Best Buy reported first quarter e-commerce revenue topping $1 billion as its results handily topped estimates on the strength of mobile sales.
The electronics retailer is closely watched because it is a brick-and-mortar player competing with Amazon and plays in a retail market that has been decimated with store closings.
Nevertheless, Best Buy is faring well and continues to prove it can play the omnichannel game well. In recent quarters, Best Buy has put more investment into its data strategy and digital marketing efforts.
Best Buy reported fiscal first quarter revenue of $8.53 billion with same store sales increasing 1.6 percent. Earnings for the first quarter were 60 cents a share. Wall Street was looking for earnings of 40 cents a share on revenue of $8.44 billion with same store sales declining 1.8 percent.
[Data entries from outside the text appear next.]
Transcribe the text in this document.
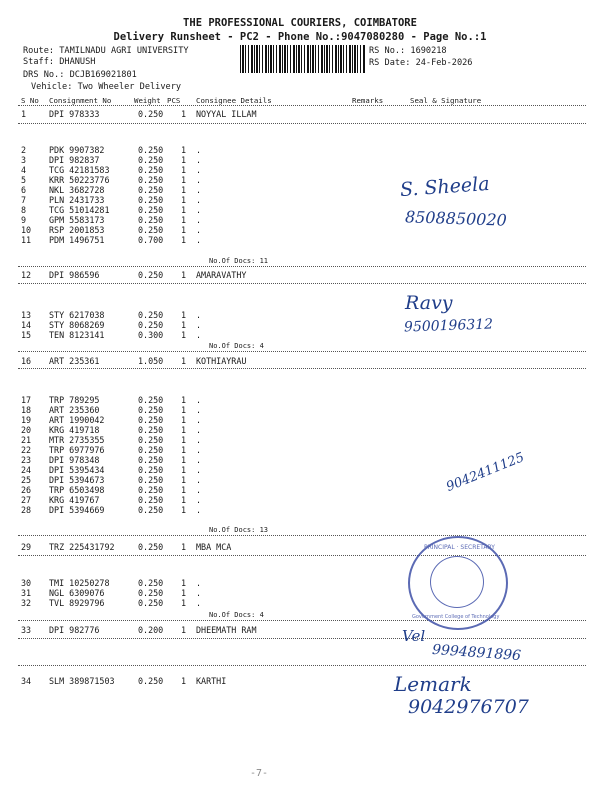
THE PROFESSIONAL COURIERS, COIMBATORE
Delivery Runsheet - PC2 - Phone No.:9047080280 - Page No.:1
Route: TAMILNADU AGRI UNIVERSITY
Staff: DHANUSH
DRS No.: DCJB169021801
Vehicle: Two Wheeler Delivery
RS No.: 1690218
RS Date: 24-Feb-2026
S No Consignment No	Weight PCS Consignee Details	Remarks	Seal & Signature
1	DPI 978333	0.250 1 NOYYAL ILLAM
2	PDK 9907382	0.250 1 .
3	DPI 982837	0.250 1 .
4	TCG 42181583	0.250 1 .
5	KRR 50223776	0.250 1 .
6	NKL 3682728	0.250 1 .
7	PLN 2431733	0.250 1 .
8	TCG 51014281	0.250 1 .
9	GPM 5583173	0.250 1 .
10 RSP 2001853	0.250 1 .
11 PDM 1496751	0.700 1 .
No.Of Docs: 11
12 DPI 986596	0.250 1 AMARAVATHY
13 STY 6217038	0.250 1 .
14 STY 8068269	0.250 1 .
15 TEN 8123141	0.300 1 .
No.Of Docs: 4
16 ART 235361	1.050 1 KOTHIAYRAU
17 TRP 789295	0.250 1 .
18 ART 235360	0.250 1 .
19 ART 1990042	0.250 1 .
20 KRG 419718	0.250 1 .
21 MTR 2735355	0.250 1 .
22 TRP 6977976	0.250 1 .
23 DPI 978348	0.250 1 .
24 DPI 5395434	0.250 1 .
25 DPI 5394673	0.250 1 .
26 TRP 6503498	0.250 1 .
27 KRG 419767	0.250 1 .
28 DPI 5394669	0.250 1 .
No.Of Docs: 13
29 TRZ 225431792	0.250 1 MBA MCA
30 TMI 10250278	0.250 1 .
31 NGL 6309076	0.250 1 .
32 TVL 8929796	0.250 1 .
No.Of Docs: 4
33 DPI 982776	0.200 1 DHEEMATH RAM
34 SLM 389871503	0.250 1 KARTHI
PRINCIPAL · SECRETARY
Government College of Technology
S. Sheela
8508850020
Ravy
9500196312
9042411125
Vel
9994891896
Lemark
9042976707
-7-
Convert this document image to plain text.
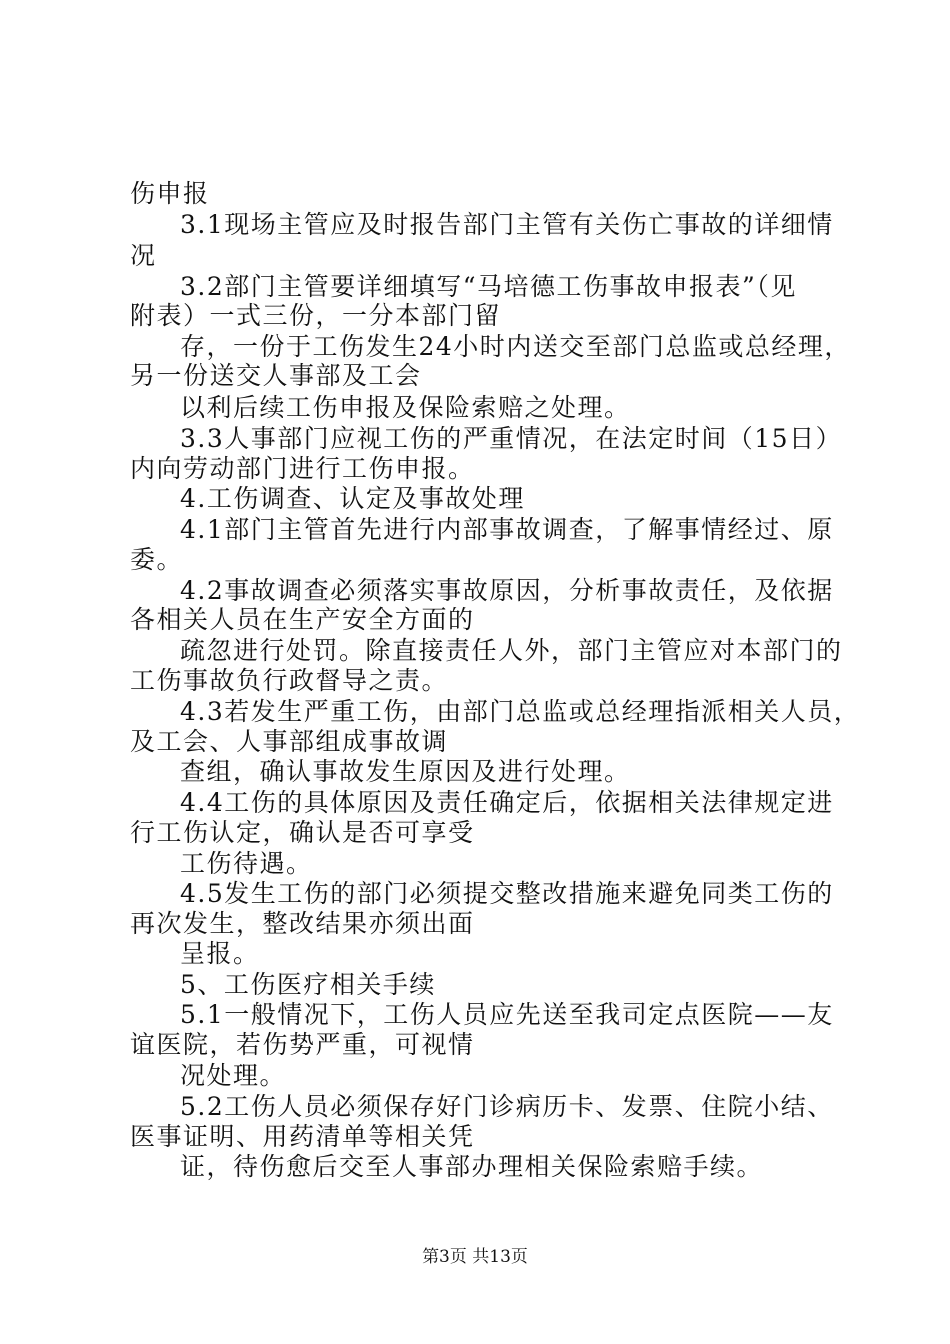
伤申报
3.1现场主管应及时报告部门主管有关伤亡事故的详细情
况
3.2部门主管要详细填写“马培德工伤事故申报表”（见
附表）一式三份，一分本部门留
存，一份于工伤发生24小时内送交至部门总监或总经理，
另一份送交人事部及工会
以利后续工伤申报及保险索赔之处理。
3.3人事部门应视工伤的严重情况，在法定时间（15日）
内向劳动部门进行工伤申报。
4.工伤调查、认定及事故处理
4.1部门主管首先进行内部事故调查，了解事情经过、原
委。
4.2事故调查必须落实事故原因，分析事故责任，及依据
各相关人员在生产安全方面的
疏忽进行处罚。除直接责任人外，部门主管应对本部门的
工伤事故负行政督导之责。
4.3若发生严重工伤，由部门总监或总经理指派相关人员，
及工会、人事部组成事故调
查组，确认事故发生原因及进行处理。
4.4工伤的具体原因及责任确定后，依据相关法律规定进
行工伤认定，确认是否可享受
工伤待遇。
4.5发生工伤的部门必须提交整改措施来避免同类工伤的
再次发生，整改结果亦须出面
呈报。
5、工伤医疗相关手续
5.1一般情况下，工伤人员应先送至我司定点医院——友
谊医院，若伤势严重，可视情
况处理。
5.2工伤人员必须保存好门诊病历卡、发票、住院小结、
医事证明、用药清单等相关凭
证，待伤愈后交至人事部办理相关保险索赔手续。
第3页 共13页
CEO Hubert Joly noted that gaming and mobile sales were strong and the delay of tax refund checks boosted results. Joly added that in-store pickups were also becoming a meaningful e-commerce value proposition. In the US, first quarter online revenue of $1.02 billion accounted for 12.9 percent of Best Buy domestic revenue. It was the first non-holiday quarter where US online sales topped the $1-billion mark.
On a conference call with analysts, Joly said:
Best Buy will offer smart home services in 400 stores by the holidays. He said:
Guided by in-store experts, customers select from a suite of leading smart home products, including smart locks, lights, cameras, thermostat, and more, and get expert installation, app-based system control and a 24/7 professional-monitoring service. Also, in the smart home area, we are curating new product categories across the home. For example, we launched during the quarter a new smart nursery assortment. More broadly, we're very focused on the smart home as a key part of our Best Buy 2020 strategy, and we will continue to enhance this category across our website and our stores this year.
The company is refining its mobile sales experience. Joly noted that for "the new phone launched last month," also known as the Samsung Galaxy S8, Best Buy simplified the buying experience.
Best Buy is integrating more with vendors to improve inventory availability and optimizing its supply chain.
Best Buy is investing in a new warehouse management system and beginning to improve its customer relationship management tools starting with its in-home advisors, which will be a sales-consulting-smart home advisory hybrid service.
And there will be more automation of processes ahead. Corie Barry, CFO of Best Buy, said:
As we invest in things like in-home adviser and some of those more complex, interpersonal conversations, we believe there's real opportunity to take waste out of the system through automation, and there are places like our supply chain, there are places like some of our call centers, where we believe we have real opportunities to become more automated, and we've talked about this before. With the retail landscape evolving so quickly, many times you're putting in stop caps as quickly as you can, and you're not thinking about how to streamline it or how to automate it. You're just thinking about how to get it done and get it implemented. And now what we're finding is when you take the time to step back, get a really smart group of people together and look at how could we do this better, how could we automate it, that's the place where we're starting to see some real opportunity.
As for the outlook, Best Buy said second quarter revenue will be between $8.6 billion and $8.7 billion with sames store sales up 1.5 percent to 2.5 percent. Earnings for the second quarter will be 57 cents a share to 62 cents a share on a non-GAAP basis.
For fiscal 2018, Best Buy is projecting revenue growth of 2.5 percent with operating income growth of 3.5 percent to 8.5 percent. Fiscal 2018 has an extra week relative to fiscal 2017.